Waar de klacht betrekking heeft op het verschil tussen het tarief voor het middagtoezicht van 26 juni 2018 en dat van 7 september 2018, stelt verwerende partij dat de aanpassing van de tarieven voor het middagtoezicht zoals meegedeeld op 7 september 2018, er kwam om tegemoet te komen aan de vraag van een oudercomité naar een betere spreiding van de

bijdragen om zo de kosten bij het begin van het schooljaar iets te verlagen. Waar het louter de bedoeling was om een herverdeling tussen de trimesters door te voeren, is hierin blijkbaar een fout geslopen. De verwerende partij engageert zich om dit recht te zetten en daarmee rekening te houden bij de eerste afrekeningen die in de loop van de herfstvakantie worden opgesteld.

In verband met klachten die door de verzoeker werden geuit in de bij de klacht gevoegde e- mails, doet verwerende partij het volgende gelden.

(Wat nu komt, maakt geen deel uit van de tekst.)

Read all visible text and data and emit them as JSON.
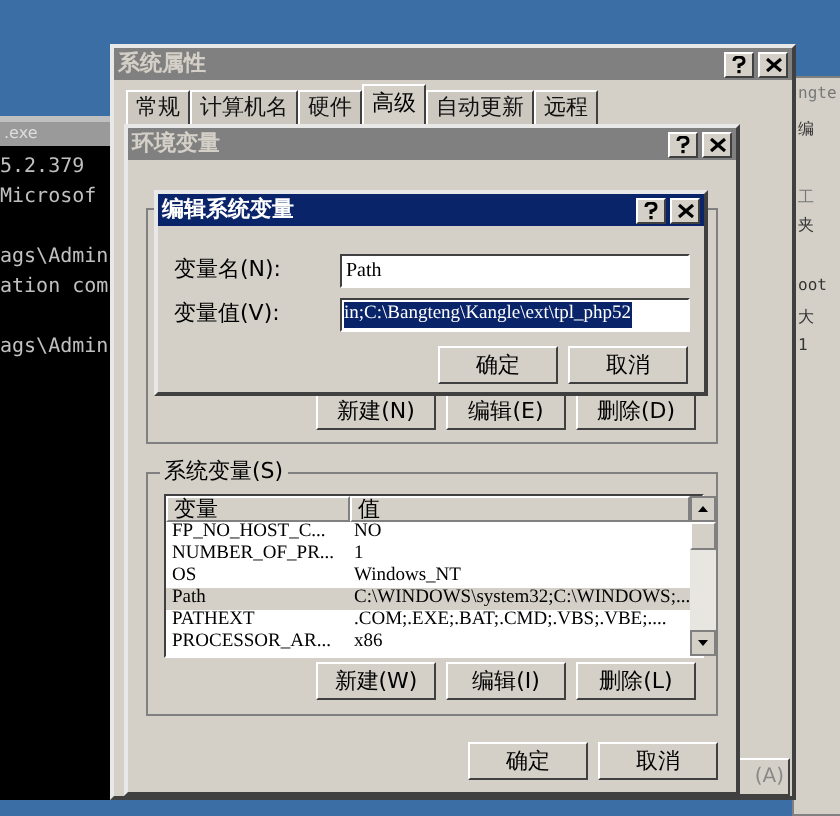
{
  "console_window": {
    "title": ".exe",
    "lines": [
      "5.2.379",
      "Microsof",
      "ags\\Admin",
      "ation com",
      "ags\\Admin"
    ]
  },
  "back_window": {
    "texts": [
      "ngte",
      "编",
      "工",
      "夹",
      "oot",
      "大",
      "1"
    ]
  },
  "system_properties": {
    "title": "系统属性",
    "tabs": [
      {
        "label": "常规",
        "selected": false
      },
      {
        "label": "计算机名",
        "selected": false
      },
      {
        "label": "硬件",
        "selected": false
      },
      {
        "label": "高级",
        "selected": true
      },
      {
        "label": "自动更新",
        "selected": false
      },
      {
        "label": "远程",
        "selected": false
      }
    ],
    "apply_button": "(A)"
  },
  "environment_variables": {
    "title": "环境变量",
    "user_buttons": [
      "新建(N)",
      "编辑(E)",
      "删除(D)"
    ],
    "system_group": "系统变量(S)",
    "columns": [
      "变量",
      "值"
    ],
    "rows": [
      {
        "name": "FP_NO_HOST_C...",
        "value": "NO",
        "selected": false
      },
      {
        "name": "NUMBER_OF_PR...",
        "value": "1",
        "selected": false
      },
      {
        "name": "OS",
        "value": "Windows_NT",
        "selected": false
      },
      {
        "name": "Path",
        "value": "C:\\WINDOWS\\system32;C:\\WINDOWS;...",
        "selected": true
      },
      {
        "name": "PATHEXT",
        "value": ".COM;.EXE;.BAT;.CMD;.VBS;.VBE;....",
        "selected": false
      },
      {
        "name": "PROCESSOR_AR...",
        "value": "x86",
        "selected": false
      }
    ],
    "system_buttons": [
      "新建(W)",
      "编辑(I)",
      "删除(L)"
    ],
    "buttons": [
      "确定",
      "取消"
    ]
  },
  "edit_dialog": {
    "title": "编辑系统变量",
    "name_label": "变量名(N):",
    "name_value": "Path",
    "value_label": "变量值(V):",
    "value_value": "in;C:\\Bangteng\\Kangle\\ext\\tpl_php52",
    "buttons": [
      "确定",
      "取消"
    ]
  }
}
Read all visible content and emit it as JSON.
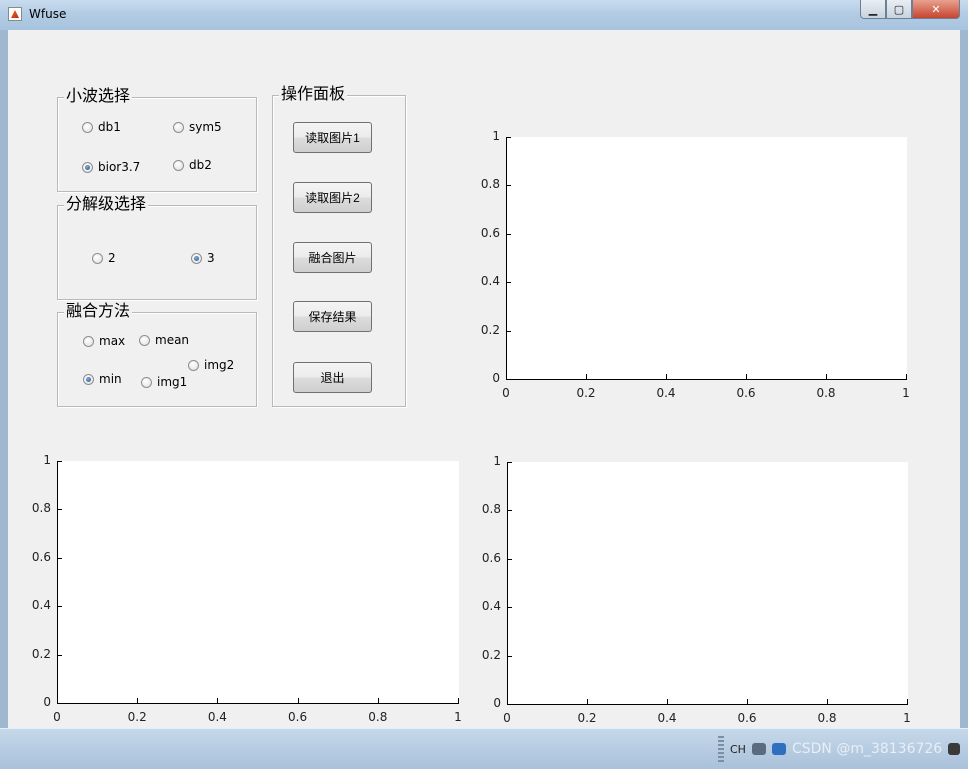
{
  "window": {
    "title": "Wfuse"
  },
  "wavelet_panel": {
    "title": "小波选择",
    "options": [
      {
        "label": "db1",
        "checked": false
      },
      {
        "label": "sym5",
        "checked": false
      },
      {
        "label": "bior3.7",
        "checked": true
      },
      {
        "label": "db2",
        "checked": false
      }
    ]
  },
  "level_panel": {
    "title": "分解级选择",
    "options": [
      {
        "label": "2",
        "checked": false
      },
      {
        "label": "3",
        "checked": true
      }
    ]
  },
  "fusion_panel": {
    "title": "融合方法",
    "options": [
      {
        "label": "max",
        "checked": false
      },
      {
        "label": "mean",
        "checked": false
      },
      {
        "label": "img2",
        "checked": false
      },
      {
        "label": "min",
        "checked": true
      },
      {
        "label": "img1",
        "checked": false
      }
    ]
  },
  "operation_panel": {
    "title": "操作面板",
    "buttons": [
      "读取图片1",
      "读取图片2",
      "融合图片",
      "保存结果",
      "退出"
    ]
  },
  "axes_ticks": {
    "y": [
      "1",
      "0.8",
      "0.6",
      "0.4",
      "0.2",
      "0"
    ],
    "x": [
      "0",
      "0.2",
      "0.4",
      "0.6",
      "0.8",
      "1"
    ]
  },
  "taskbar": {
    "ime": "CH",
    "watermark": "CSDN @m_38136726"
  }
}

- Volgens de verzoeker moeten de prijzen berekend worden in functie van het aantal dagen per trimester en hij extrapoleert het goedkoopste tarief (1ste trimester) naar de twee andere trimesters om dan te stellen dat deze te duur zijn.

Het decretale principe dat de gevraagde bijdrage steeds in verhouding moet zijn tot de geleverde prestatie, wordt volgens verwerende partij door de verzoeker verkeerd ingevuld: hij komt tot een zogenaamd correcte prijsberekening door het

“goedkoopste” tarief te extrapoleren. Zijn berekeningen kunnen niet weerhouden worden.

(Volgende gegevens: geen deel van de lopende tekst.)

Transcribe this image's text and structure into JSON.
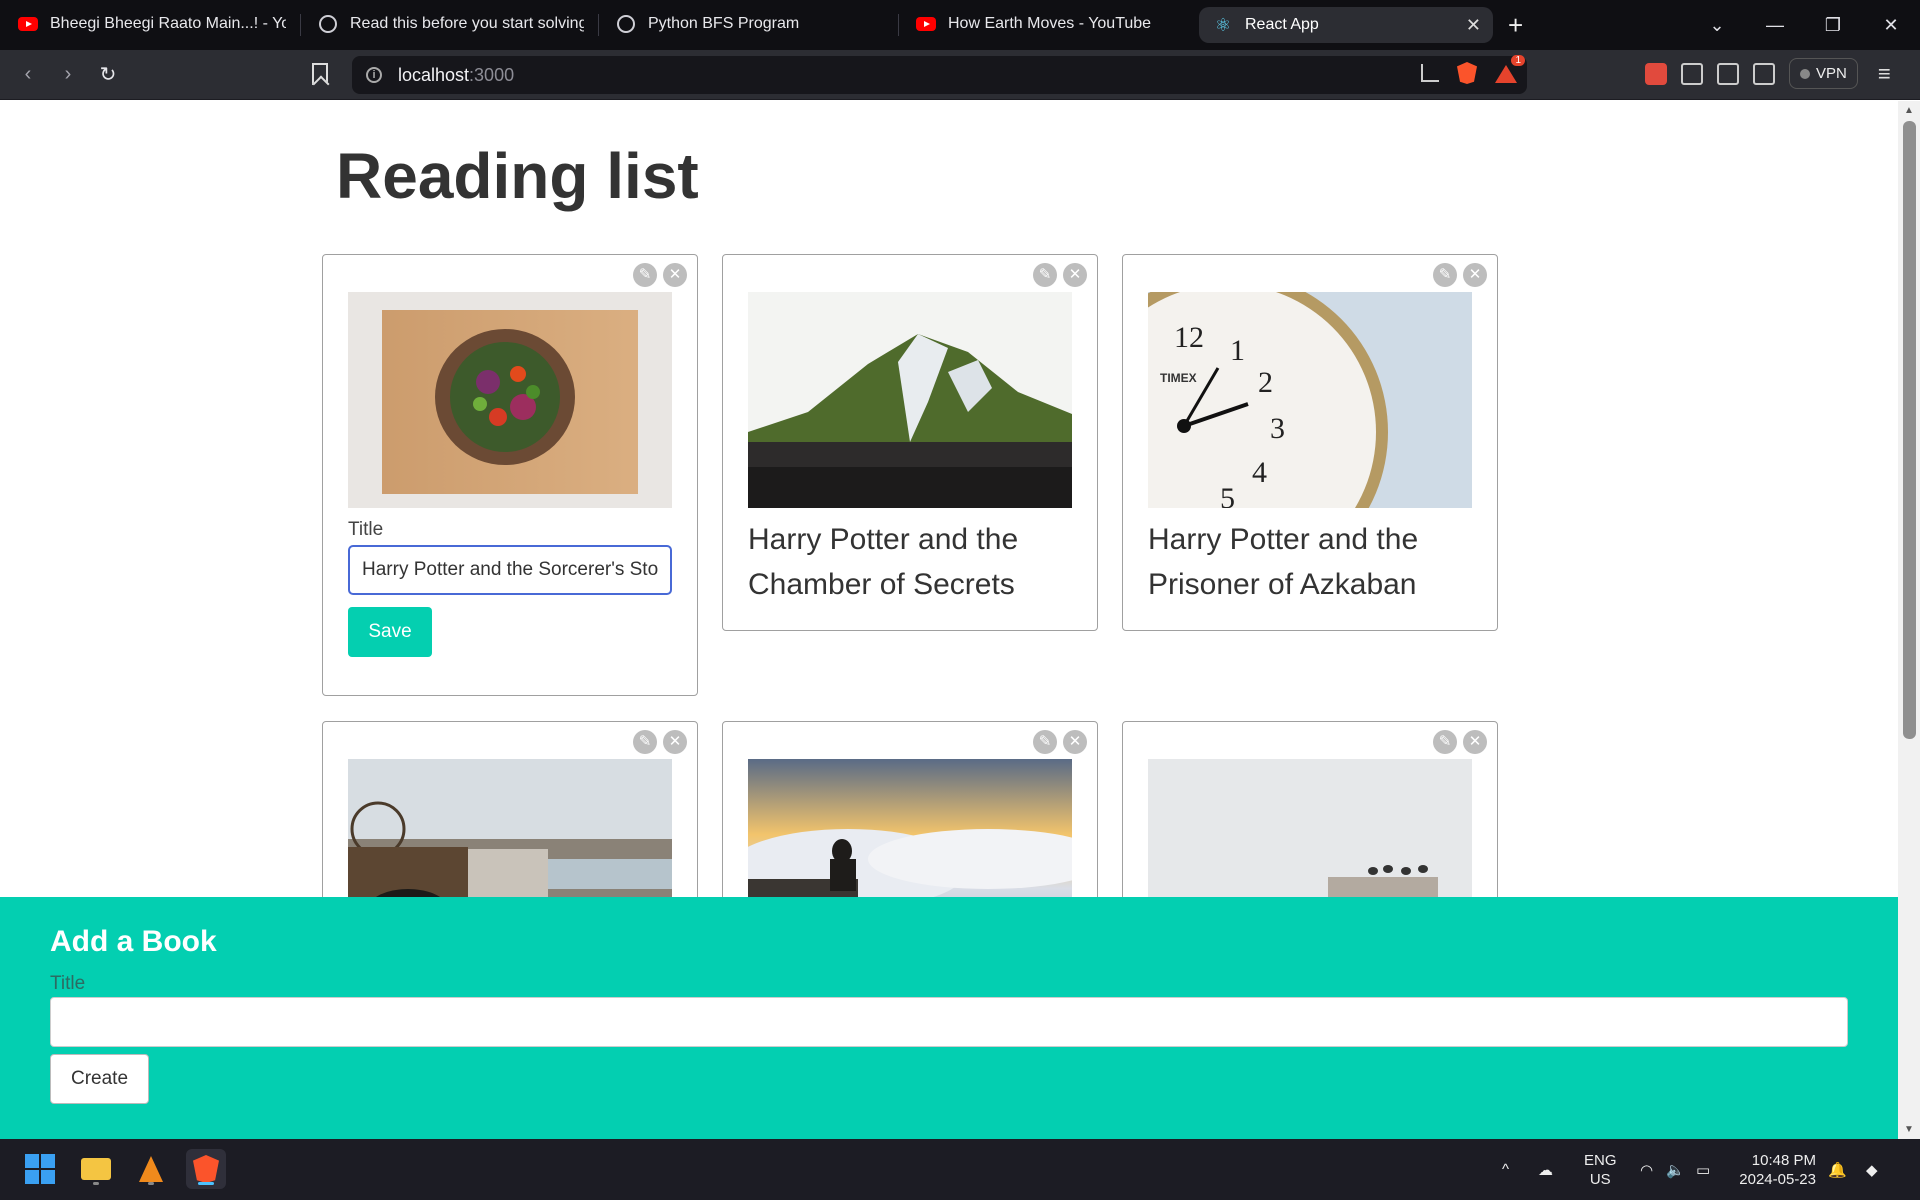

De verwerende partij wijst erop dat de klacht betrekking heeft op een afzonderlijke dienstverlening die niet verplicht gesteld wordt en waarvoor een bijdrage aan de ouders gevraagd kan worden. Dat de omvang van de bijdrage overeenkomstig het decreet basisonderwijs in verhouding moet staan met de geleverde prestaties, betekent dat er een vergelijking dient gemaakt te worden tussen de kostprijs van de dienst en de gevraagde bijdrage.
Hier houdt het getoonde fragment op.